I'm using Snowflake and I'm hoping someone can help me understand how to count the number of unique names across columns for each row and overlook null values. Here is a sample of the data. So you can see below I'm looking to count the number of distinct values across the variables Name 1, Name 2, name 3, Name 4.

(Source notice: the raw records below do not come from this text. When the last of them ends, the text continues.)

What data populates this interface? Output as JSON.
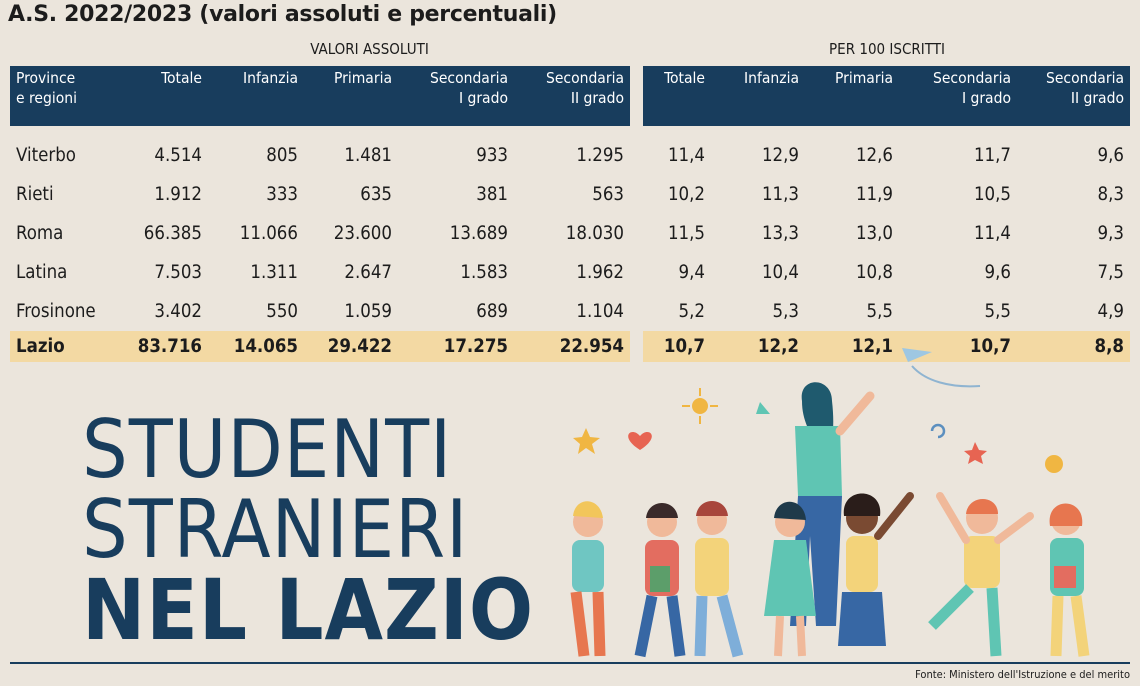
{
  "title": "A.S. 2022/2023 (valori assoluti e percentuali)",
  "group_labels": {
    "absolute": "VALORI ASSOLUTI",
    "per100": "PER 100 ISCRITTI"
  },
  "headline": {
    "line1": "STUDENTI",
    "line2": "STRANIERI",
    "line3": "NEL LAZIO"
  },
  "source": "Fonte: Ministero dell'Istruzione e del merito",
  "colors": {
    "header": "#183d5d",
    "total_row": "#f3d9a3",
    "background": "#ebe5dc"
  },
  "chart_data": {
    "type": "table",
    "title": "A.S. 2022/2023 (valori assoluti e percentuali)",
    "column_groups": [
      "VALORI ASSOLUTI",
      "PER 100 ISCRITTI"
    ],
    "columns": {
      "left": [
        [
          "Province",
          "e regioni"
        ],
        [
          "Totale"
        ],
        [
          "Infanzia"
        ],
        [
          "Primaria"
        ],
        [
          "Secondaria",
          "I grado"
        ],
        [
          "Secondaria",
          "II grado"
        ]
      ],
      "right": [
        [
          "Totale"
        ],
        [
          "Infanzia"
        ],
        [
          "Primaria"
        ],
        [
          "Secondaria",
          "I grado"
        ],
        [
          "Secondaria",
          "II grado"
        ]
      ]
    },
    "rows": [
      {
        "name": "Viterbo",
        "absolute": [
          "4.514",
          "805",
          "1.481",
          "933",
          "1.295"
        ],
        "per100": [
          "11,4",
          "12,9",
          "12,6",
          "11,7",
          "9,6"
        ]
      },
      {
        "name": "Rieti",
        "absolute": [
          "1.912",
          "333",
          "635",
          "381",
          "563"
        ],
        "per100": [
          "10,2",
          "11,3",
          "11,9",
          "10,5",
          "8,3"
        ]
      },
      {
        "name": "Roma",
        "absolute": [
          "66.385",
          "11.066",
          "23.600",
          "13.689",
          "18.030"
        ],
        "per100": [
          "11,5",
          "13,3",
          "13,0",
          "11,4",
          "9,3"
        ]
      },
      {
        "name": "Latina",
        "absolute": [
          "7.503",
          "1.311",
          "2.647",
          "1.583",
          "1.962"
        ],
        "per100": [
          "9,4",
          "10,4",
          "10,8",
          "9,6",
          "7,5"
        ]
      },
      {
        "name": "Frosinone",
        "absolute": [
          "3.402",
          "550",
          "1.059",
          "689",
          "1.104"
        ],
        "per100": [
          "5,2",
          "5,3",
          "5,5",
          "5,5",
          "4,9"
        ]
      }
    ],
    "total": {
      "name": "Lazio",
      "absolute": [
        "83.716",
        "14.065",
        "29.422",
        "17.275",
        "22.954"
      ],
      "per100": [
        "10,7",
        "12,2",
        "12,1",
        "10,7",
        "8,8"
      ]
    }
  }
}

ID | Type | Name 1 | Name 2 | Name 3 | Name 4 | Expected result
1 | animal | cat | Dog | null | Dog | 2
2 | animal | fish | cat | cat | cat | 2
3 | animal | fish | cat | dog | rat | 4
You could use a unpivot approach:
SELECT ID, Type, COUNT(DISTINCT Name) AS cnt
FROM
(
SELECT ID, Type, Name1 AS Name FROM yourTable UNION ALL
SELECT ID, Type, Name2 FROM yourTable UNION ALL
SELECT ID, Type, Name3 FROM yourTable UNION ALL
SELECT ID, Type, Name4 FROM yourTable
) t
GROUP BY ID, Type;
This approach works by unpivoting the name data to a format where one record has just one ID
and one name. Then, we aggregate and take the distinct count. The COUNT()
function works well here, because by default it ignores NULL
values, which is the behavior you want.